3.1.2 A Psicologia Social Discursiva

A Psicologia Social Discursiva (PSD, de agora em diante), de acordo com Potter e Edwards (2001), é a aplicação de várias idéias da análise do discurso para os principais

67 tópicos pesquisados pela Psicologia Social. A PSD considera o discurso como fundamentalmente orientado para ação e construtor da realidade, e considera as ações realizadas no discurso como partes de práticas situadas. Potter e Edwards (2001) argumentam que enquanto a maioria das teorias psicológicas considera que existe uma realidade e uma mente fora da linguagem, a Psicologia Social Discursiva busca entender como tanto a noção de realidade quanto de mente são construídas pelas pessoas na linguagem, na medida em que atuam na sociedade em torno de determinadas intenções.

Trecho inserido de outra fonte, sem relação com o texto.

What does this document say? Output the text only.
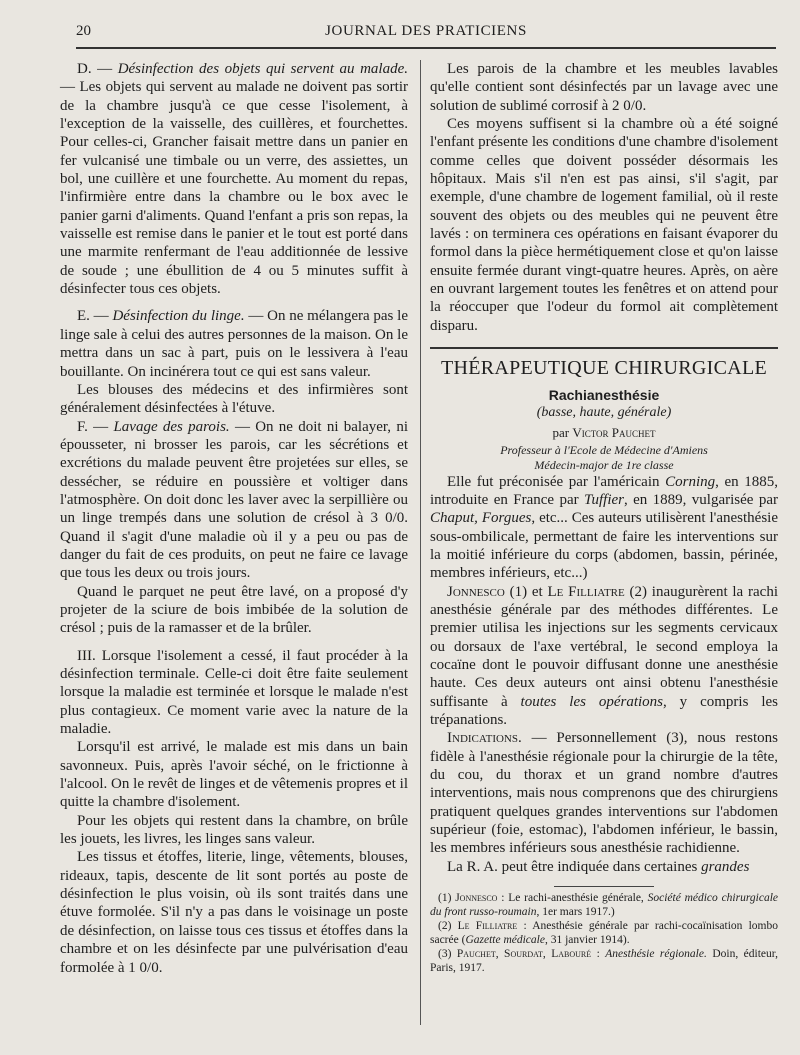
20	JOURNAL DES PRATICIENS

D. — Désinfection des objets qui servent au malade. — Les objets qui servent au malade ne doivent pas sortir de la chambre jusqu'à ce que cesse l'isolement, à l'exception de la vaisselle, des cuillères, et fourchettes. Pour celles-ci, Grancher faisait mettre dans un panier en fer vulcanisé une timbale ou un verre, des assiettes, un bol, une cuillère et une fourchette. Au moment du repas, l'infirmière entre dans la chambre ou le box avec le panier garni d'aliments. Quand l'enfant a pris son repas, la vaisselle est remise dans le panier et le tout est porté dans une marmite renfermant de l'eau additionnée de lessive de soude ; une ébullition de 4 ou 5 minutes suffit à désinfecter tous ces objets.

E. — Désinfection du linge. — On ne mélangera pas le linge sale à celui des autres personnes de la maison. On le mettra dans un sac à part, puis on le lessivera à l'eau bouillante. On incinérera tout ce qui est sans valeur.

Les blouses des médecins et des infirmières sont généralement désinfectées à l'étuve.

F. — Lavage des parois. — On ne doit ni balayer, ni épousseter, ni brosser les parois, car les sécrétions et excrétions du malade peuvent être projetées sur elles, se dessécher, se réduire en poussière et voltiger dans l'atmosphère. On doit donc les laver avec la serpillière ou un linge trempés dans une solution de crésol à 3 0/0. Quand il s'agit d'une maladie où il y a peu ou pas de danger du fait de ces produits, on peut ne faire ce lavage que tous les deux ou trois jours.

Quand le parquet ne peut être lavé, on a proposé d'y projeter de la sciure de bois imbibée de la solution de crésol ; puis de la ramasser et de la brûler.

III. Lorsque l'isolement a cessé, il faut procéder à la désinfection terminale. Celle-ci doit être faite seulement lorsque la maladie est terminée et lorsque le malade n'est plus contagieux. Ce moment varie avec la nature de la maladie.

Lorsqu'il est arrivé, le malade est mis dans un bain savonneux. Puis, après l'avoir séché, on le frictionne à l'alcool. On le revêt de linges et de vêtemenis propres et il quitte la chambre d'isolement.

Pour les objets qui restent dans la chambre, on brûle les jouets, les livres, les linges sans valeur.

Les tissus et étoffes, literie, linge, vêtements, blouses, rideaux, tapis, descente de lit sont portés au poste de désinfection le plus voisin, où ils sont traités dans une étuve formolée. S'il n'y a pas dans le voisinage un poste de désinfection, on laisse tous ces tissus et étoffes dans la chambre et on les désinfecte par une pulvérisation d'eau formolée à 1 0/0.

Les parois de la chambre et les meubles lavables qu'elle contient sont désinfectés par un lavage avec une solution de sublimé corrosif à 2 0/0.

Ces moyens suffisent si la chambre où a été soigné l'enfant présente les conditions d'une chambre d'isolement comme celles que doivent posséder désormais les hôpitaux. Mais s'il n'en est pas ainsi, s'il s'agit, par exemple, d'une chambre de logement familial, où il reste souvent des objets ou des meubles qui ne peuvent être lavés : on terminera ces opérations en faisant évaporer du formol dans la pièce hermétiquement close et qu'on laisse ensuite fermée durant vingt-quatre heures. Après, on aère en ouvrant largement toutes les fenêtres et on attend pour la réoccuper que l'odeur du formol ait complètement disparu.

THÉRAPEUTIQUE CHIRURGICALE
Rachianesthésie
(basse, haute, générale)
par Victor Pauchet
Professeur à l'Ecole de Médecine d'Amiens
Médecin-major de 1re classe

Elle fut préconisée par l'américain Corning, en 1885, introduite en France par Tuffier, en 1889, vulgarisée par Chaput, Forgues, etc... Ces auteurs utilisèrent l'anesthésie sous-ombilicale, permettant de faire les interventions sur la moitié inférieure du corps (abdomen, bassin, périnée, membres inférieurs, etc...)

Jonnesco (1) et Le Filliatre (2) inaugurèrent la rachi anesthésie générale par des méthodes différentes. Le premier utilisa les injections sur les segments cervicaux ou dorsaux de l'axe vertébral, le second employa la cocaïne dont le pouvoir diffusant donne une anesthésie haute. Ces deux auteurs ont ainsi obtenu l'anesthésie suffisante à toutes les opérations, y compris les trépanations.

Indications. — Personnellement (3), nous restons fidèle à l'anesthésie régionale pour la chirurgie de la tête, du cou, du thorax et un grand nombre d'autres interventions, mais nous comprenons que des chirurgiens pratiquent quelques grandes interventions sur l'abdomen supérieur (foie, estomac), l'abdomen inférieur, le bassin, les membres inférieurs sous anesthésie rachidienne.

La R. A. peut être indiquée dans certaines grandes

(1) Jonnesco : Le rachi-anesthésie générale, Société médico chirurgicale du front russo-roumain, 1er mars 1917.)

(2) Le Filliatre : Anesthésie générale par rachi-cocaïnisation lombo sacrée (Gazette médicale, 31 janvier 1914).

(3) Pauchet, Sourdat, Labouré : Anesthésie régionale. Doin, éditeur, Paris, 1917.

A PSD, de acordo com Potter e Edwards (2001), é construcionista em dois sentidos diferentes. Primeiramente, porque ela estuda o modo como o próprio discurso é construído. Para eles, as palavras, metáforas, idiomas, artifícios retóricos, descrições, relatos, formas gramaticais, etc., são construídos a partir da interação e na realização de ações determinadas. Em segundo lugar, ela estuda como o próprio discurso constrói versões do mundo. O discurso é, para Potter (1996), o princípio organizador central do processo de construção do mundo. Ou seja, como já foi mencionado anteriormente, para a PSD, o discurso é produtor e produzido. De acordo com os autores, (2001, p. 106), “a construção é estudada na Psicologia Social Discursiva como o processo de montar e tornar estáveis versões para fazê-las como factuais e independentes de seus produtores”12.

Para Wetherell, Stiven e Potter (1987), a Psicologia Social Discursiva traz a possibilidade de lidar com o fato de que as falas e os textos, as ideologias expressas, os repertórios interpretativos, são na maioria das vezes contraditórios e inconsistentes. As pessoas têm comportamentos, opiniões, descrições, etc., que muitas vezes se chocam com o que disseram antes e irão dizer depois, de modo que uma análise do discurso que leve em consideração este fato possibilita uma compreensão melhor das ações e ideologias que estão sendo expostas nas falas e textos. Longe de ser um problema, a variação e contradição são recursos que facilitam a análise de tais ações.